Birkaç ay önce belli olmuştu, üniversite öncesi eğitimde evrim konusunun ders içeriklerinden çıkarılacağı duyurulmuş, eğitim ve bilim kurum ve kuruluşları ve sendikaları raporlar yayımlamış, sakıncaları anlatılmıştı.
Boşuna çaba.. Adamlar Nuh dedi peygamber demedi..
Çünkü bu onlar için stratejik bir karardı: imam hatipler, din konuları eğitimde temel alınacak, buna aykırı ne varsa ayıklanacaktı.
Devleti, ülkeyi, eğitimi bir inanç iktidarı yönetiyordu, dolayısıyla inandıkları doğrultuda eğitimi düzenleyeceklerdi. Talim Terbiye adı verilen siyasi kuruluşun son kararı: “Evrim yok, boş boş konuşmayın.”
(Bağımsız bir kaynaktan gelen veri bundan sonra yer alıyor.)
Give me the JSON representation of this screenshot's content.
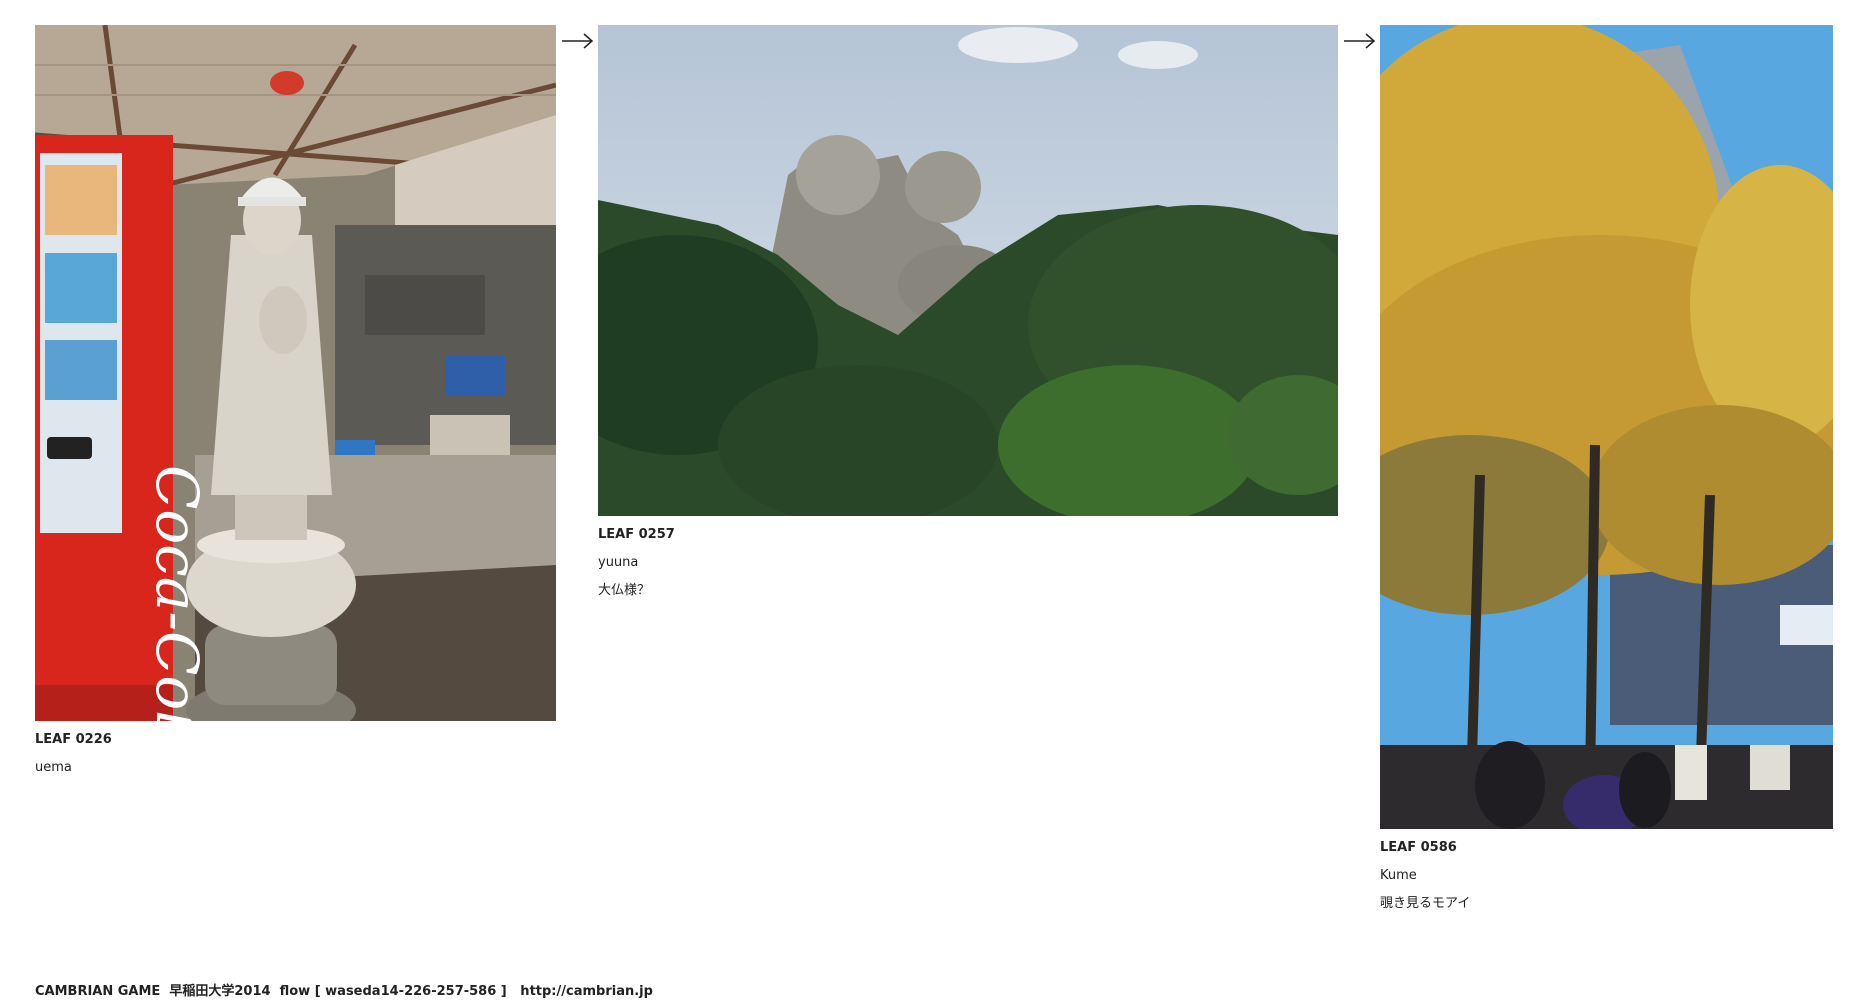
{
  "leaves": [
    {
      "label": "LEAF 0226",
      "author": "uema",
      "title": ""
    },
    {
      "label": "LEAF 0257",
      "author": "yuuna",
      "title": "大仏様？"
    },
    {
      "label": "LEAF 0586",
      "author": "Kume",
      "title": "覗き見るモアイ"
    }
  ],
  "footer": {
    "text": "CAMBRIAN GAME  早稲田大学2014  flow [ waseda14-226-257-586 ]   http://cambrian.jp"
  },
  "icons": {
    "flow_arrow": "right-arrow-icon"
  }
}
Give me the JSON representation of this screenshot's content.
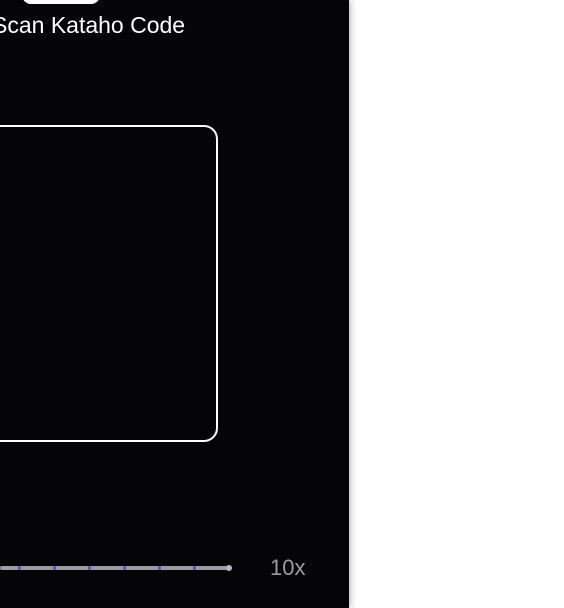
{
  "scanner": {
    "title": "Scan Kataho Code",
    "zoom_max_label": "10x",
    "zoom_level": 0
  },
  "colors": {
    "background": "#050407",
    "frame": "#ffffff",
    "slider_track": "#9b9aa3",
    "slider_ticks": "#5a5bb0"
  }
}
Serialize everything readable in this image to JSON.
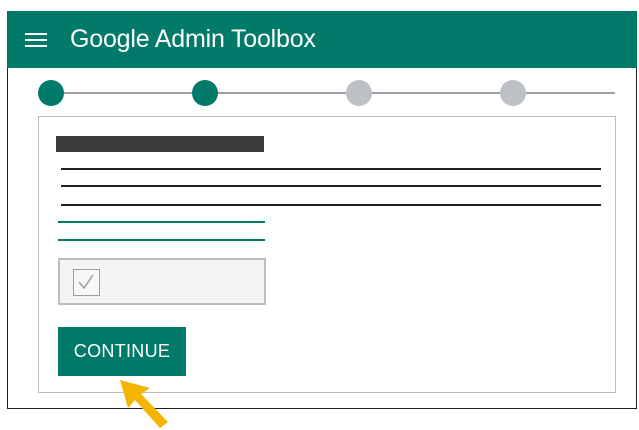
{
  "app": {
    "title": "Google Admin Toolbox",
    "menu_icon": "hamburger-menu-icon",
    "brand_color": "#017a6a"
  },
  "stepper": {
    "steps": [
      {
        "state": "complete"
      },
      {
        "state": "complete"
      },
      {
        "state": "incomplete"
      },
      {
        "state": "incomplete"
      }
    ]
  },
  "form": {
    "checkbox": {
      "checked": true,
      "icon": "checkmark-icon"
    },
    "continue_label": "CONTINUE"
  },
  "pointer": {
    "icon": "arrow-cursor-icon",
    "color": "#f5b400"
  }
}
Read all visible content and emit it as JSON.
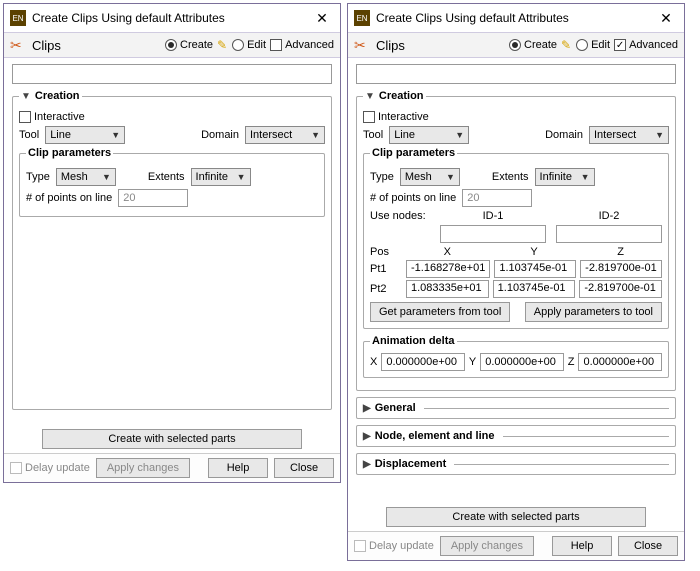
{
  "left": {
    "title": "Create Clips Using default Attributes",
    "section": "Clips",
    "modes": {
      "create": "Create",
      "edit": "Edit",
      "advanced": "Advanced"
    },
    "creation": {
      "label": "Creation",
      "interactive": "Interactive",
      "tool_lbl": "Tool",
      "tool": "Line",
      "domain_lbl": "Domain",
      "domain": "Intersect",
      "clip_params": "Clip parameters",
      "type_lbl": "Type",
      "type": "Mesh",
      "extents_lbl": "Extents",
      "extents": "Infinite",
      "npts_lbl": "# of points on line",
      "npts": "20",
      "create_btn": "Create with selected parts"
    },
    "footer": {
      "delay": "Delay update",
      "apply": "Apply changes",
      "help": "Help",
      "close": "Close"
    }
  },
  "right": {
    "title": "Create Clips Using default Attributes",
    "section": "Clips",
    "modes": {
      "create": "Create",
      "edit": "Edit",
      "advanced": "Advanced"
    },
    "creation": {
      "label": "Creation",
      "interactive": "Interactive",
      "tool_lbl": "Tool",
      "tool": "Line",
      "domain_lbl": "Domain",
      "domain": "Intersect",
      "clip_params": "Clip parameters",
      "type_lbl": "Type",
      "type": "Mesh",
      "extents_lbl": "Extents",
      "extents": "Infinite",
      "npts_lbl": "# of points on line",
      "npts": "20",
      "use_nodes": "Use nodes:",
      "id1": "ID-1",
      "id2": "ID-2",
      "pos": "Pos",
      "x": "X",
      "y": "Y",
      "z": "Z",
      "pt1": "Pt1",
      "pt1x": "-1.168278e+01",
      "pt1y": "1.103745e-01",
      "pt1z": "-2.819700e-01",
      "pt2": "Pt2",
      "pt2x": "1.083335e+01",
      "pt2y": "1.103745e-01",
      "pt2z": "-2.819700e-01",
      "get_btn": "Get parameters from tool",
      "apply_btn": "Apply parameters to tool",
      "anim_label": "Animation delta",
      "ax": "0.000000e+00",
      "ay": "0.000000e+00",
      "az": "0.000000e+00",
      "create_btn": "Create with selected parts"
    },
    "collapsed": {
      "general": "General",
      "node": "Node, element and line",
      "disp": "Displacement"
    },
    "footer": {
      "delay": "Delay update",
      "apply": "Apply changes",
      "help": "Help",
      "close": "Close"
    }
  }
}
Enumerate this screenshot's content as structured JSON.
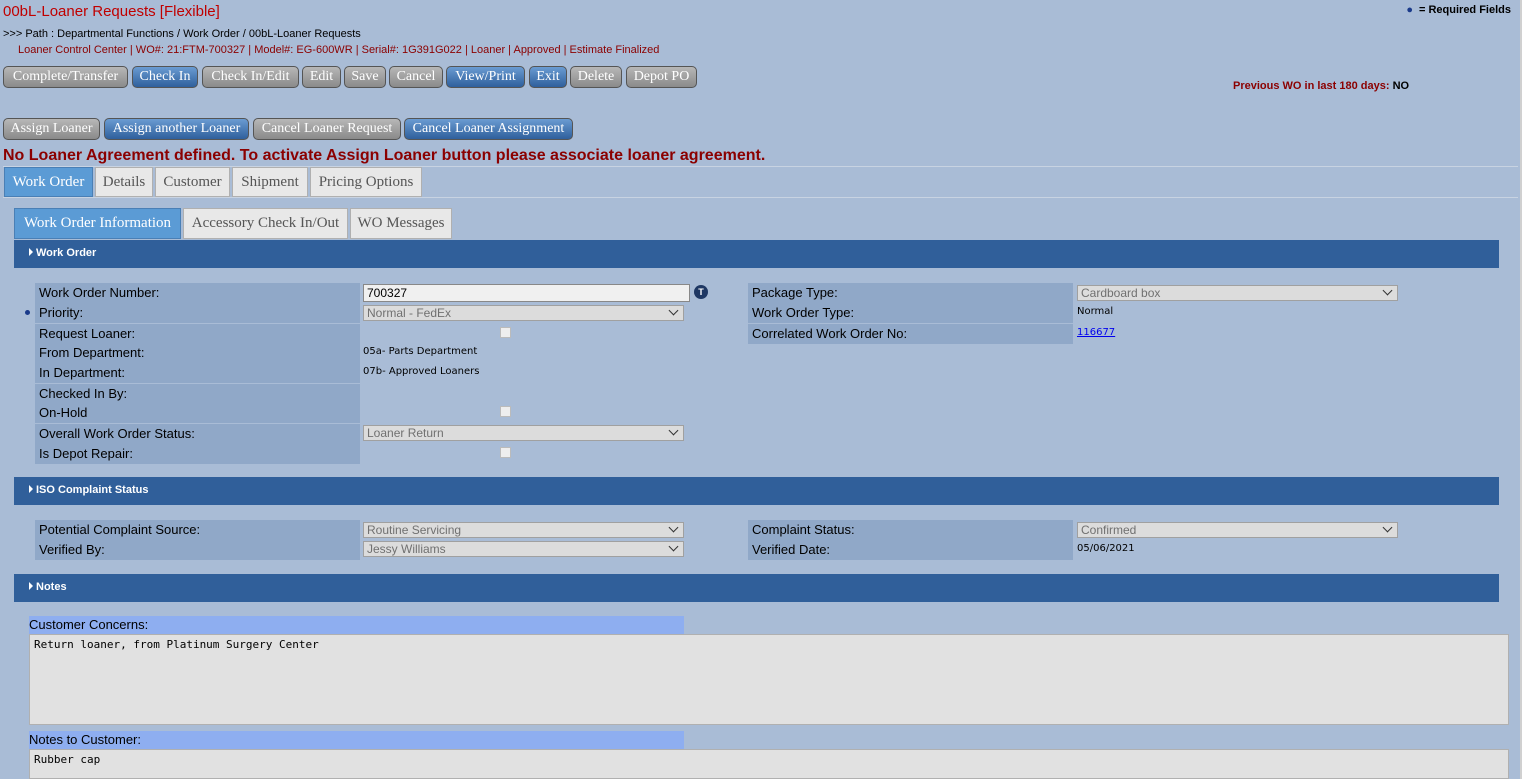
{
  "header": {
    "title": "00bL-Loaner Requests [Flexible]",
    "required_legend": "= Required Fields",
    "path": ">>> Path : Departmental Functions / Work Order / 00bL-Loaner Requests",
    "context": "Loaner Control Center | WO#: 21:FTM-700327 | Model#: EG-600WR | Serial#: 1G391G022 | Loaner | Approved | Estimate Finalized"
  },
  "toolbar": {
    "complete_transfer": "Complete/Transfer",
    "check_in": "Check In",
    "check_in_edit": "Check In/Edit",
    "edit": "Edit",
    "save": "Save",
    "cancel": "Cancel",
    "view_print": "View/Print",
    "exit": "Exit",
    "delete": "Delete",
    "depot_po": "Depot PO"
  },
  "previous_wo": {
    "label": "Previous WO in last 180 days:",
    "value": "NO"
  },
  "loaner_toolbar": {
    "assign_loaner": "Assign Loaner",
    "assign_another_loaner": "Assign another Loaner",
    "cancel_loaner_request": "Cancel Loaner Request",
    "cancel_loaner_assignment": "Cancel Loaner Assignment"
  },
  "error_message": "No Loaner Agreement defined. To activate Assign Loaner button please associate loaner agreement.",
  "main_tabs": [
    "Work Order",
    "Details",
    "Customer",
    "Shipment",
    "Pricing Options"
  ],
  "sub_tabs": [
    "Work Order Information",
    "Accessory Check In/Out",
    "WO Messages"
  ],
  "sections": {
    "work_order": "Work Order",
    "iso": "ISO Complaint Status",
    "notes": "Notes"
  },
  "work_order": {
    "wo_number_label": "Work Order Number:",
    "wo_number_value": "700327",
    "tooltip_icon": "T",
    "priority_label": "Priority:",
    "priority_value": "Normal - FedEx",
    "request_loaner_label": "Request Loaner:",
    "from_dept_label": "From Department:",
    "from_dept_value": "05a- Parts Department",
    "in_dept_label": "In Department:",
    "in_dept_value": "07b- Approved Loaners",
    "checked_in_by_label": "Checked In By:",
    "on_hold_label": "On-Hold",
    "overall_status_label": "Overall Work Order Status:",
    "overall_status_value": "Loaner Return",
    "depot_repair_label": "Is Depot Repair:",
    "package_type_label": "Package Type:",
    "package_type_value": "Cardboard box",
    "wo_type_label": "Work Order Type:",
    "wo_type_value": "Normal",
    "correlated_label": "Correlated Work Order No:",
    "correlated_value": "116677"
  },
  "iso": {
    "source_label": "Potential Complaint Source:",
    "source_value": "Routine Servicing",
    "verified_by_label": "Verified By:",
    "verified_by_value": "Jessy Williams",
    "status_label": "Complaint Status:",
    "status_value": "Confirmed",
    "verified_date_label": "Verified Date:",
    "verified_date_value": "05/06/2021"
  },
  "notes": {
    "concerns_label": "Customer Concerns:",
    "concerns_value": "Return loaner, from Platinum Surgery Center",
    "to_customer_label": "Notes to Customer:",
    "to_customer_value": "Rubber cap"
  }
}
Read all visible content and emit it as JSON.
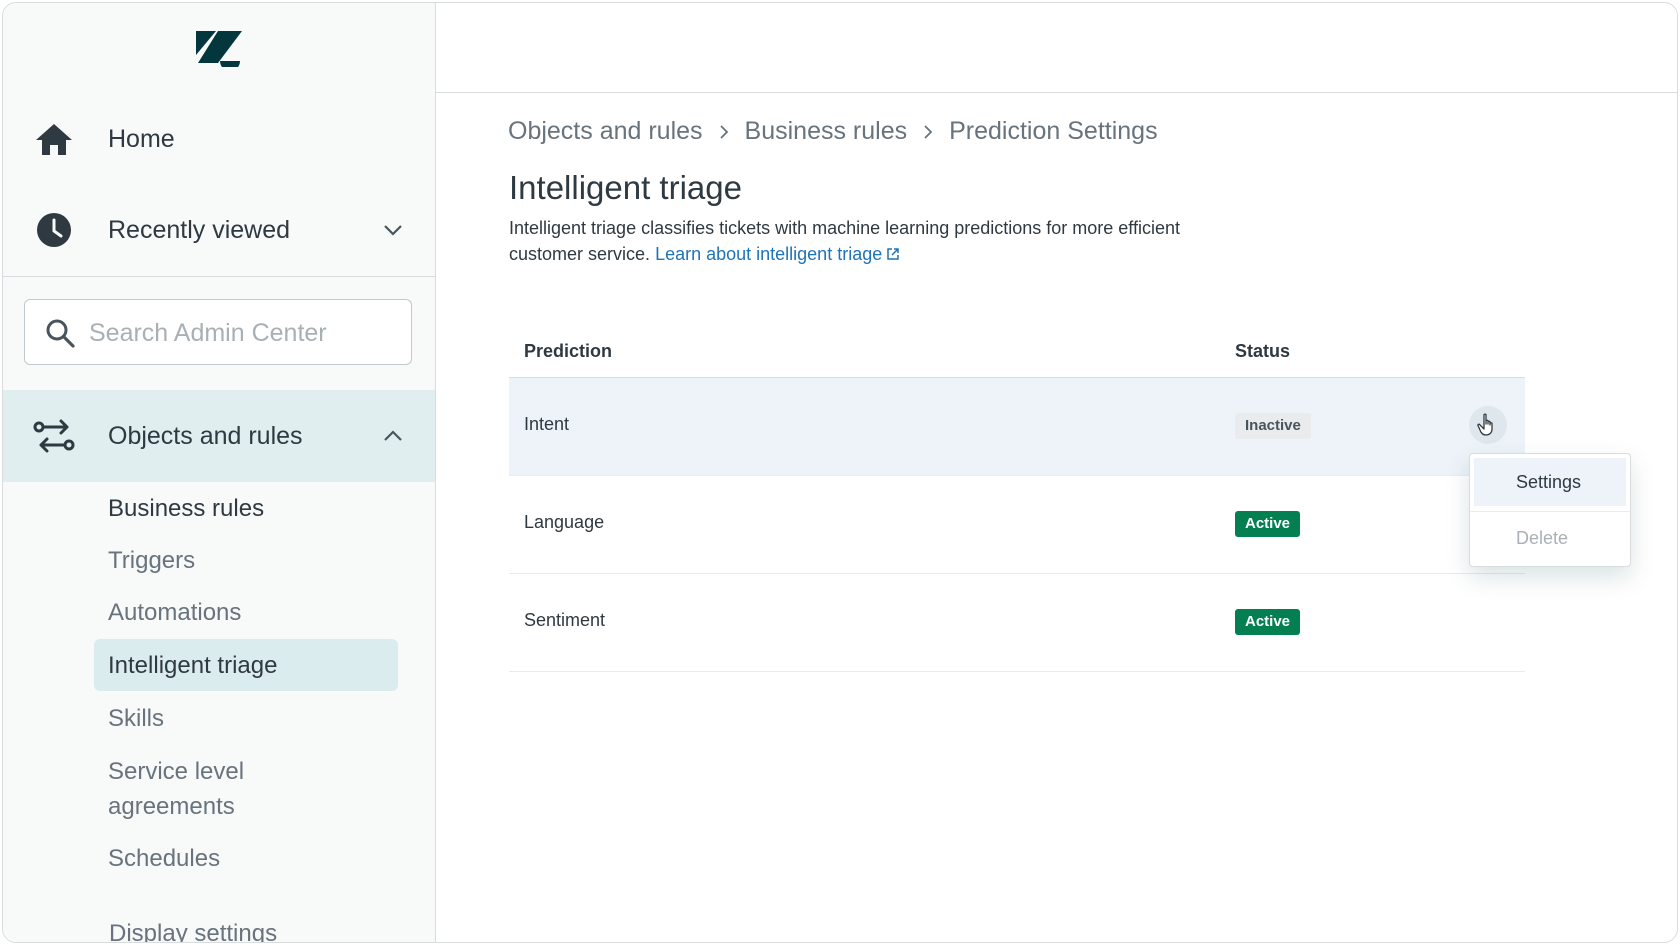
{
  "sidebar": {
    "home_label": "Home",
    "recent_label": "Recently viewed",
    "search_placeholder": "Search Admin Center",
    "objects_label": "Objects and rules",
    "sub_items": {
      "business_rules": "Business rules",
      "triggers": "Triggers",
      "automations": "Automations",
      "intelligent_triage": "Intelligent triage",
      "skills": "Skills",
      "sla_line1": "Service level",
      "sla_line2": "agreements",
      "schedules": "Schedules",
      "display_settings": "Display settings"
    }
  },
  "breadcrumb": {
    "item1": "Objects and rules",
    "item2": "Business rules",
    "item3": "Prediction Settings"
  },
  "page": {
    "title": "Intelligent triage",
    "description": "Intelligent triage classifies tickets with machine learning predictions for more efficient customer service.",
    "learn_link": "Learn about intelligent triage"
  },
  "table": {
    "col_prediction": "Prediction",
    "col_status": "Status",
    "rows": [
      {
        "name": "Intent",
        "status": "Inactive"
      },
      {
        "name": "Language",
        "status": "Active"
      },
      {
        "name": "Sentiment",
        "status": "Active"
      }
    ]
  },
  "menu": {
    "settings": "Settings",
    "delete": "Delete"
  },
  "colors": {
    "accent": "#1f73b7",
    "active_badge": "#037f52",
    "selected_nav": "#dbecee"
  }
}
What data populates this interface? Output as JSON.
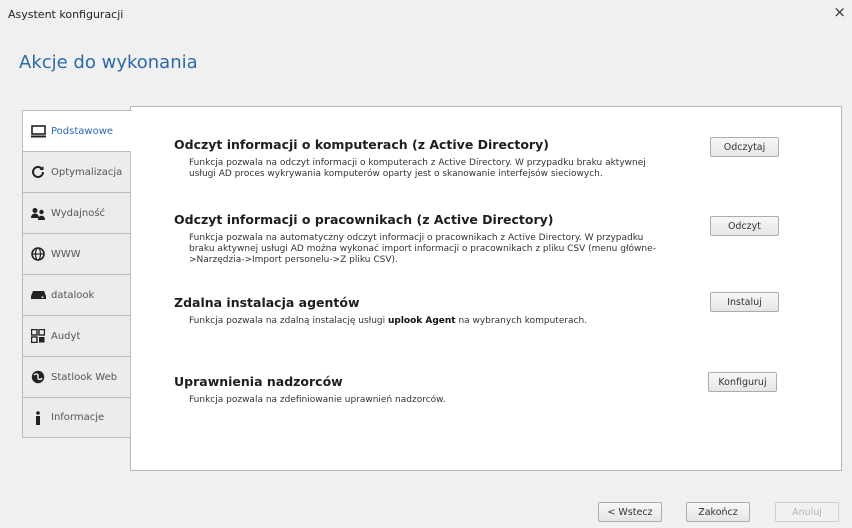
{
  "window": {
    "title": "Asystent konfiguracji",
    "close_label": "×"
  },
  "header": {
    "title": "Akcje do wykonania"
  },
  "tabs": [
    {
      "label": "Podstawowe",
      "icon": "monitor-icon"
    },
    {
      "label": "Optymalizacja",
      "icon": "refresh-icon"
    },
    {
      "label": "Wydajność",
      "icon": "people-icon"
    },
    {
      "label": "WWW",
      "icon": "globe-icon"
    },
    {
      "label": "datalook",
      "icon": "drive-icon"
    },
    {
      "label": "Audyt",
      "icon": "grid-icon"
    },
    {
      "label": "Statlook Web",
      "icon": "web-icon"
    },
    {
      "label": "Informacje",
      "icon": "info-icon"
    }
  ],
  "sections": [
    {
      "title": "Odczyt informacji o komputerach (z Active Directory)",
      "description": "Funkcja pozwala na odczyt informacji o komputerach z Active Directory. W przypadku braku aktywnej usługi AD proces wykrywania komputerów oparty jest o skanowanie interfejsów sieciowych.",
      "button": "Odczytaj"
    },
    {
      "title": "Odczyt informacji o pracownikach (z Active Directory)",
      "description": "Funkcja pozwala na automatyczny odczyt informacji o pracownikach z Active Directory. W przypadku braku aktywnej usługi AD można wykonać import informacji o pracownikach z pliku CSV (menu główne->Narzędzia->Import personelu->Z pliku CSV).",
      "button": "Odczyt"
    },
    {
      "title": "Zdalna instalacja agentów",
      "description_pre": "Funkcja pozwala na zdalną instalację usługi ",
      "description_bold": "uplook Agent",
      "description_post": " na wybranych komputerach.",
      "button": "Instaluj"
    },
    {
      "title": "Uprawnienia nadzorców",
      "description": "Funkcja pozwala na zdefiniowanie uprawnień nadzorców.",
      "button": "Konfiguruj"
    }
  ],
  "footer": {
    "back": "< Wstecz",
    "finish": "Zakończ",
    "cancel": "Anuluj"
  }
}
O kurumun başkanlığını yapan Alpaslan Durmuş adındaki zat bakın ne gerekçe ileri sürüyor:
Öğrenciler aptaldır, anlamaz
“Tartışmalı konuları öğrencilerin henüz kavrayabilecek bilimsel arka plana sahip olmadıkları kademelerde devre dışı bıraktık. Lise 9. sınıf biyoloji dersindeki ‘hayatın başlangıcı ve evrim’ ünitesi de henüz bu tartışmayı yürütebilecek öncüllere sahip olmadıkları için lisans eğitimine ertelendi.”
Yani eğitimleri sürecinde evrim konusuyla öğrenciler ancak üniversitede tanışabilecekler! Tabii böyle bir durumda ailelere büyük iş düşüyor. Öğretmenler mesela devlet okullarında evrim konusunu sınıfta ağızlarına alacak olurlarsa?
“Henüz 15-17 yaşında kavraması mümkün olmayan konuları öğrencilere iletmeye çalıştığı için” başları belaya mı girer?
Evrim gibi, şüphesiz salt biyolojide değil, tüm bilimlerde ana girdi olan bir konuyu devre dışı bırakarak, “bilgi, beceri, yetkinlik, yeterlilik, tutum ve davranışların” çocuklara nasıl aktarılacağı da merak konusu. Üstelik iddialarına bakın, dünyayı çok iyi bilen yurttaşlar yetiştirecekler.
Bizim mesela lise öğrencisi, Avrupalı herhangi bir yaşıtıyla yan yana gelecek, evrim konusu açıldığında bizim gencin tepkisi ne olur:
“O da ne?” mi?
“Bu din düşmanı bir konu, bizde okutulmaz” mı?
“Gel sana Müslümanlığı anlatayım” mı.. diyecek?
Alpaslan Durmuş’a soralım:
• Evrimin “tartışmalı bir konu” olduğunu nereden çıkartıyorsun? Bu konuda bilim çevrelerinden bir “bilirkişi raporu” mu var elinizde?
• İlahiyatçı olmanızdan, mı kaynaklanıyor bu düşünceniz, yoksa Talip Terbiye’deki tüm bulunanların ortak düşüncesi mi?
• Sizi oraya getiren siyasi iradenin talimatlarını mı uyguluyorsunuz yoksa?
• Bize bir Avrupa, ABD, Kanada, İngiltere,.. hatta bilim ve araştırmada adı duyulmuş tüm dünya üniversitelerinden “Evrim, tartışmalı bir konudur, dolayısıyla üniversite öncesi eğitimden çıkartılması doğrudur” konusunda düşünce belirtecek tek bir kurumsal belgerapor verebilir, gösterebilir misiniz?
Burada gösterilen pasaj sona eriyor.